Às vezes uma divisão ocorre por causa de uma verdade, por isso é preciso investigar não apenas as circunstâncias em que ela ocorreu, mas quais os frutos que trouxe. Cedo ou tarde a divisão trará seus frutos de erros doutrinários e outras divisões.
Outra característica da divisão ou heresia que pode nos ajudar a identificá-la é a evidência de algum homem à frente dela e com o claro propósito de arrebanhar discípulos para si. Paulo alertou que isto aconteceria na cristandade logo após a partida dos apóstolos.
(Atos 20:29-30) “Porque eu sei isto que, depois da minha partida, entrarão no meio de vós lobos cruéis, que não pouparão ao rebanho; E que de entre vós mesmos se levantarão homens que falarão coisas perversas [ou “pervertidas”, “distorcidas”], para atraírem os discípulos após si”.
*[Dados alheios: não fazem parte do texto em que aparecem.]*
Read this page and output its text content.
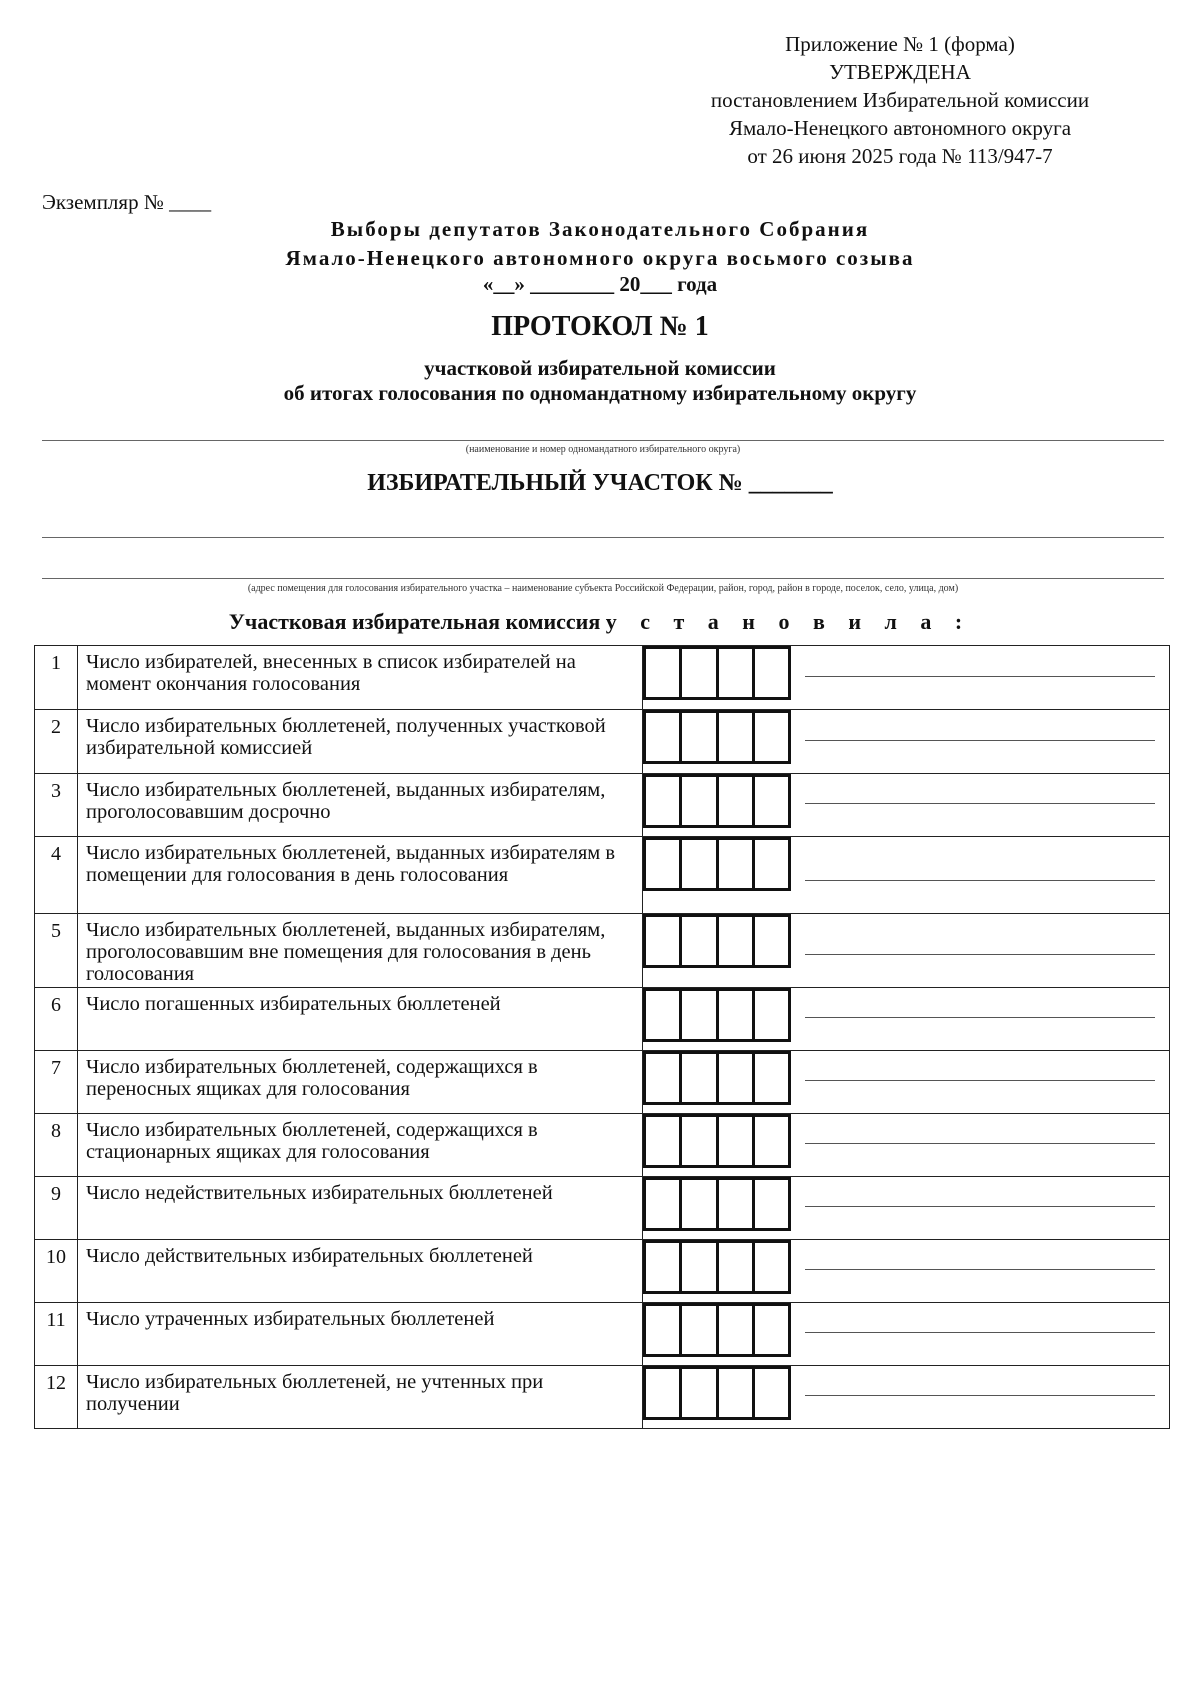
Приложение № 1 (форма)
УТВЕРЖДЕНА
постановлением Избирательной комиссии
Ямало-Ненецкого автономного округа
от 26 июня 2025 года № 113/947-7
Экземпляр № ____
Выборы депутатов Законодательного Собрания
Ямало-Ненецкого автономного округа восьмого созыва
«__» ________ 20___ года
ПРОТОКОЛ № 1
участковой избирательной комиссии
об итогах голосования по одномандатному избирательному округу
(наименование и номер одномандатного избирательного округа)
ИЗБИРАТЕЛЬНЫЙ УЧАСТОК № _______
(адрес помещения для голосования избирательного участка – наименование субъекта Российской Федерации, район, город, район в городе, поселок, село, улица, дом)
Участковая избирательная комиссия у с т а н о в и л а :
1	Число избирателей, внесенных в список избирателей на момент окончания голосования	

2	Число избирательных бюллетеней, полученных участковой избирательной комиссией	

3	Число избирательных бюллетеней, выданных избирателям, проголосовавшим досрочно	

4	Число избирательных бюллетеней, выданных избирателям в помещении для голосования в день голосования	

5	Число избирательных бюллетеней, выданных избирателям, проголосовавшим вне помещения для голосования в день голосования	

6	Число погашенных избирательных бюллетеней	

7	Число избирательных бюллетеней, содержащихся в переносных ящиках для голосования	

8	Число избирательных бюллетеней, содержащихся в стационарных ящиках для голосования	

9	Число недействительных избирательных бюллетеней	

10	Число действительных избирательных бюллетеней	

11	Число утраченных избирательных бюллетеней	

12	Число избирательных бюллетеней, не учтенных при получении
Eles são de duas categorias: lobos cruéis, ou seja, os que vêm de fora do rebanho e nunca foram salvos, e aqueles que saem de entre os próprios cristãos. Os primeiros são os que exploram o mais que podem o rebanho, e nesta categoria podemos incluir os que não se importam que seus seguidores morram de fome, desde que deem tudo o que têm. Os da segunda categoria geralmente fazem isso mais pelo orgulho de serem seguidos. Aí podemos incluir os que, apesar se serem cristãos reais, adoram fazer parte de um clero e serem seguidos e bajulados pelas ovelhas.
Líderes costumam causar divisões por causa de seu orgulho centralizador, como acontecia na assembleia mencionada pelo apóstolo João:
(3 João 1:9-10) “Tenho escrito à igreja; mas Diótrefes, que procura ter entre eles o primado, não nos recebe. Por isso, se eu for, trarei à memória as obras que ele faz, proferindo contra nós palavras maliciosas; e, não contente com isto, não recebe os irmãos, e impede os que querem recebê-los, e os lança fora da igreja”.
As divisões são sempre a prova de que alguns fracassaram em entender qual seja a vontade do Senhor.